This wasn’t the kind of history you’d find in a textbook. Last Sunday, the Hyde Park Historical Society invited some of the area’s most senior denizens to share accounts of their neighborhood as it once was.
Filling the pews of the Augustana Church at 55th and Woodlawn Avenue, the event, titled “Hyde Park-Kenwood Stories: Remember the Good Old Days In and Around Hyde Park,” was organized and moderated by Lala Rodgers and Kathy Huff, co-chairs of the group’s oral history committee. The stories were recorded and will be added to the society’s archive of recordings from the 1980s and ’90s as part of its oral history project.
For most of the afternoon, residents presented their quirky and personal perspectives on mid-20th century Hyde Park life. Mike McGuire described his first teenage job at Supreme Jewelers on 53rd Street and how he came to own the business. Multiple speakers reminisced about Bob Katzman, known to many as the industrious young man who brought newsstands to Lake Park Avenue in the mid ’60s. The audience learned the backstory behind the recent restoration of a neon sign that belonged to a now closed children’s shoe store.
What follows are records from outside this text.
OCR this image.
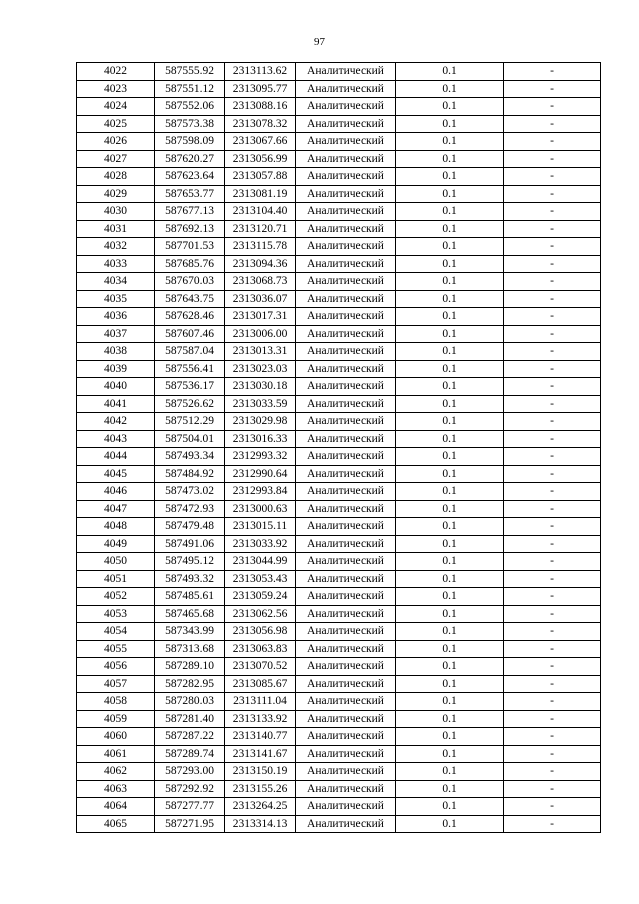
97
4022	587555.92	2313113.62	Аналитический	0.1	-
4023	587551.12	2313095.77	Аналитический	0.1	-
4024	587552.06	2313088.16	Аналитический	0.1	-
4025	587573.38	2313078.32	Аналитический	0.1	-
4026	587598.09	2313067.66	Аналитический	0.1	-
4027	587620.27	2313056.99	Аналитический	0.1	-
4028	587623.64	2313057.88	Аналитический	0.1	-
4029	587653.77	2313081.19	Аналитический	0.1	-
4030	587677.13	2313104.40	Аналитический	0.1	-
4031	587692.13	2313120.71	Аналитический	0.1	-
4032	587701.53	2313115.78	Аналитический	0.1	-
4033	587685.76	2313094.36	Аналитический	0.1	-
4034	587670.03	2313068.73	Аналитический	0.1	-
4035	587643.75	2313036.07	Аналитический	0.1	-
4036	587628.46	2313017.31	Аналитический	0.1	-
4037	587607.46	2313006.00	Аналитический	0.1	-
4038	587587.04	2313013.31	Аналитический	0.1	-
4039	587556.41	2313023.03	Аналитический	0.1	-
4040	587536.17	2313030.18	Аналитический	0.1	-
4041	587526.62	2313033.59	Аналитический	0.1	-
4042	587512.29	2313029.98	Аналитический	0.1	-
4043	587504.01	2313016.33	Аналитический	0.1	-
4044	587493.34	2312993.32	Аналитический	0.1	-
4045	587484.92	2312990.64	Аналитический	0.1	-
4046	587473.02	2312993.84	Аналитический	0.1	-
4047	587472.93	2313000.63	Аналитический	0.1	-
4048	587479.48	2313015.11	Аналитический	0.1	-
4049	587491.06	2313033.92	Аналитический	0.1	-
4050	587495.12	2313044.99	Аналитический	0.1	-
4051	587493.32	2313053.43	Аналитический	0.1	-
4052	587485.61	2313059.24	Аналитический	0.1	-
4053	587465.68	2313062.56	Аналитический	0.1	-
4054	587343.99	2313056.98	Аналитический	0.1	-
4055	587313.68	2313063.83	Аналитический	0.1	-
4056	587289.10	2313070.52	Аналитический	0.1	-
4057	587282.95	2313085.67	Аналитический	0.1	-
4058	587280.03	2313111.04	Аналитический	0.1	-
4059	587281.40	2313133.92	Аналитический	0.1	-
4060	587287.22	2313140.77	Аналитический	0.1	-
4061	587289.74	2313141.67	Аналитический	0.1	-
4062	587293.00	2313150.19	Аналитический	0.1	-
4063	587292.92	2313155.26	Аналитический	0.1	-
4064	587277.77	2313264.25	Аналитический	0.1	-
4065	587271.95	2313314.13	Аналитический	0.1	-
At times, it seemed that in hearing these stories, the audience was being given a seat at the Sunday dinner table of a large, tight-knit family.
Presenters were proud to announce the addresses of childhood homes, to share what their parents had done in the community, and to remember friendships with various legendary characters in the history of the neighborhood. At one point a gentleman described his childhood interaction with a man who lived to see the failure of many early attempts to pave Hyde Park’s streets. Stories like this one painted a picture of a neighborhood strikingly different from the one we know now.
The afternoon was framed by nostalgia for the era just before the “urban renewal” projects of the late ’50s and ’60s. Residents yearned for the time of diverse, locally-run institutions that served as anchors for the community’s industry and pride. One speaker criticized the University for painting its current development initiatives as major enhancements. “I often get upset when the university claims that a project of theirs has upgraded the neighborhood. What do they think all of us were doing around here beforehand?”
But the forum was not just a space to reminisce on “better times.” The reflections gave old friends a chance to catch up on how they’ve been affected by development in the present. Chatting about the glory days brought old Hyde Parkers back together to take stock of what’s to come.